A powerful content marketing campaign may lead shoppers to search for long-tail keywords, which can lead to additional sales.
Non-target keywords on the website can also lead to search traffic keywords called long-tail words; long-tail words are logical combinations of two or more common keywords.
For example, many people will search for the word “running shoes” instead of “Nike running shoes”; similarly, more people will search for “Nike running shoes” instead of “Nike Free RN men’s running shoes”. The more specific the search, the longer the long-tail words.

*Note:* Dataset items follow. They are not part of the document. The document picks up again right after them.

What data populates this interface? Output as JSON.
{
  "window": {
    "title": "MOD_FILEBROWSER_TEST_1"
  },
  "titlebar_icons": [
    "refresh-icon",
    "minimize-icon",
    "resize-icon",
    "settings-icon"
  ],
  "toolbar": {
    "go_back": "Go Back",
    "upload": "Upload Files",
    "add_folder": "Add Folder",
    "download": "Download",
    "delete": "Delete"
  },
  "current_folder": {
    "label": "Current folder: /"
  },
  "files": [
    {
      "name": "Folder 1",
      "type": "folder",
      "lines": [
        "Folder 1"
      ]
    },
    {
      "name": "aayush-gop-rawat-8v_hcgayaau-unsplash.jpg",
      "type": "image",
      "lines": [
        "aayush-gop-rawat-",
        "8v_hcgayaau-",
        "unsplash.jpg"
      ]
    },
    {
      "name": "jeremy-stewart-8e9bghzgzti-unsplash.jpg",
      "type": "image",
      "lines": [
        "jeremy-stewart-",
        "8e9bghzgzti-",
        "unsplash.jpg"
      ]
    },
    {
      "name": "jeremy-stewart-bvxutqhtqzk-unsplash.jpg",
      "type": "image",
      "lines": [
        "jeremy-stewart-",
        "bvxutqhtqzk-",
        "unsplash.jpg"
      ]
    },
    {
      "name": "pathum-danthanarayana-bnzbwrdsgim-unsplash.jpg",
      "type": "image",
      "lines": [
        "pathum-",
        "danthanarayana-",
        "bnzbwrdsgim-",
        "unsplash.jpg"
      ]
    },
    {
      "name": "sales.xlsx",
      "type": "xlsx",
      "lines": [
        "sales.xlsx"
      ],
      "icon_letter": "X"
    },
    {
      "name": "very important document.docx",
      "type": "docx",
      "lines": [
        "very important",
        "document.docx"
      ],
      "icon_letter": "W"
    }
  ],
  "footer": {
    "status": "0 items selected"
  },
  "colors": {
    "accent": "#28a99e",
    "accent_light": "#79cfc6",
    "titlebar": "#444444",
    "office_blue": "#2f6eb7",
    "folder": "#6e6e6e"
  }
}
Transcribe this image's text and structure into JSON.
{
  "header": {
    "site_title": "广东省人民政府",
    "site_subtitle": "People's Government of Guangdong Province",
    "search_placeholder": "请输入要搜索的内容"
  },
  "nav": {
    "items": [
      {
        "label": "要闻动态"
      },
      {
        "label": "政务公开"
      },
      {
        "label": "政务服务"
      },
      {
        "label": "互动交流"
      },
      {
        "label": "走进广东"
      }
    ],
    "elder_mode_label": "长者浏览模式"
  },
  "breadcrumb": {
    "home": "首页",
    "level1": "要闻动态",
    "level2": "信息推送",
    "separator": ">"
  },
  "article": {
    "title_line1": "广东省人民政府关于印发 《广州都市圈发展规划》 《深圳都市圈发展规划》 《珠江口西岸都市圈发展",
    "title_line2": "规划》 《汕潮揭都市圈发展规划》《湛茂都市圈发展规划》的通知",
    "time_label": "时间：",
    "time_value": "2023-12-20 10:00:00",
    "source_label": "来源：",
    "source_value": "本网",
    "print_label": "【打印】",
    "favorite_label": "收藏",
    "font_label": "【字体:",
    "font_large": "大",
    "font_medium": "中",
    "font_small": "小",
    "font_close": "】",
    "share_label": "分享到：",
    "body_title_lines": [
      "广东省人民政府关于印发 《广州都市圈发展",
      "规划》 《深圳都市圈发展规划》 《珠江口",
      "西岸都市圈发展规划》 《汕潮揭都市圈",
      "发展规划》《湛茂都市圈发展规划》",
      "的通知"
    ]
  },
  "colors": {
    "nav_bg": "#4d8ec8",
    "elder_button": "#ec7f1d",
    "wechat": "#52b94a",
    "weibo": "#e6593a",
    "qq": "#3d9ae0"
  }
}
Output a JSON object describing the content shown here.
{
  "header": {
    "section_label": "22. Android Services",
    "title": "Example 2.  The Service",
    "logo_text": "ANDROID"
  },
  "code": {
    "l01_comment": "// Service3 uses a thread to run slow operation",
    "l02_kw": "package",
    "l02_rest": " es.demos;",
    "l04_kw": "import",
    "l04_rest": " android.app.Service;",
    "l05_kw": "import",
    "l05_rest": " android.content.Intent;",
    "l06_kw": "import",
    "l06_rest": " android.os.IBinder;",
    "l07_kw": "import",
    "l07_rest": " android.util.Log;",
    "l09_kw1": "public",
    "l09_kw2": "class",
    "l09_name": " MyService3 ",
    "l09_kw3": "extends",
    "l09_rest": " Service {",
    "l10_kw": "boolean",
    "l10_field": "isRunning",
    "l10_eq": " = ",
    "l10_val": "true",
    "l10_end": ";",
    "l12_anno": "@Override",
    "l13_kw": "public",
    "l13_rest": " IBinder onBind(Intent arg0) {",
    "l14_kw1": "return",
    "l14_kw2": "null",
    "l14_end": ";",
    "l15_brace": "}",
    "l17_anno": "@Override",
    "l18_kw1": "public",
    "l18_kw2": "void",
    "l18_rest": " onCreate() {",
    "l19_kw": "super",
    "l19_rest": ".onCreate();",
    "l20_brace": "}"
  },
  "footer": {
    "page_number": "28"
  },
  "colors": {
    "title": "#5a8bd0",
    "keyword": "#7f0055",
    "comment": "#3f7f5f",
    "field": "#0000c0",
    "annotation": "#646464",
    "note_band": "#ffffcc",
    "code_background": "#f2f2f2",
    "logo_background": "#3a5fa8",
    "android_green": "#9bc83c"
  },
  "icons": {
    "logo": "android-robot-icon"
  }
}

Google data confirms the long-tail theory, general keywords can get more search volume than specific keywords, but specific keywords may mean higher visitor participation and conversion rate.
In 2004, Wired Magazine editor Chris Anderson coined the term “long tail” for SEO optimizers, marketers, and e-commerce entrepreneurs. Anderson hinted that online retailers could succeed in online retailing by focusing on long tail words or offering relatively “difficult to find” products.
One of the best ways to succeed in the fierce online retail market is actually to optimize long-tail search.
Long-tail conversion rate
Back in 2010, most of Amazon’s book sales (about 57%) came from long tail word searches.
Amazon is driving book sales by offering hard-to-find books, although relatively few people look for specific titles. Individually, these books may not sell much, but overall, sales are considerable.
Similarly, Anderson noted that Wal-Mart would not previously store CDs in its stores unless it was likely to sell at least 100,000 copies. This leaves a lot of room for other companies because they can focus on those CDs that can sell 80,000, 50,000 or 1,000 copies.
This basic approach is also applicable to content marketing. Specific in-depth and useful content may attract visitors with very detailed interests and purchase intent.
In turn, the more focused the purpose of the site visitor, the higher the visitor engagement and conversion rate. Therefore, if an enterprise can drive more long-tail traffic, it may promote sales growth.
Long tail SEO optimization
According to Rand Fishkin, CEO of marketing company SparkToro, there are two approaches to long-tail SEO:
(1) Research and optimize a set of long-tail keywords with small batches but high conversion rates. (2) Don’t focus on traditional SEO for long tail words, but focus on customer-centric content marketing.
If a company’s marketing department can generate a lot of unique, useful, informative, or entertaining content, the company will be able to attract a lot of long-tail search traffic.
For example, a brick-and-mortar chain based in the northwestern United States posted about 330 content-rich videos on YouTube. On average, each video gets about 136 clicks per month.
For some people, 136 clicks a month doesn’t seem to be much. But overall, the company’s entire video is watched 45,000 times every 30 days. In January this year, viewers spent a total of 94 days watching this retailer’s YouTube video (watching once a minute).
The basic premise of content marketing is that when a company provides helpful content, potential customers will have a reciprocal feeling and eventually purchase the product. If this is correct, content marketing not only has the potential to attract long-tail search traffic, it can also help businesses get more sales.
Source of content
Long-tail SEO requires a lot of content, because long-tail SEO does not focus on high-traffic keywords and optimized landing pages, but rather focuses on specific content that can drive traffic.
Companies using content marketing to drive long tail SEO have the following options:
• Slowly develop outdated content for a relatively long period of time
• Always develop a lot of internal content for your website
• Rely on users to generate content
The first option is to slowly develop content for quite some time, just like the U.S. retailer with 330 YouTube videos mentioned above; the company’s first video on YouTube was in 2014 It was released in April, almost four years ago, after which the company cut video creation, posting an average of three videos every two weeks.
Enterprises’ operations in the field of e-commerce may generate a lot of content. For example, U.S. retailer Lowe’s publishes content on YouTube, while also retaining an important “creative” content section on its website; it also has a Lowe’s TV app for set-top boxes such as Apple TV, Amazon Fire, and Roku, and Content is posted on their social media accounts.
Finally, user-generated content is also useful. For example, merchants can encourage customers to actively participate in user forums, user-managed Q & A sections, and even product reviews, all of which can drive long-tail search traffic growth.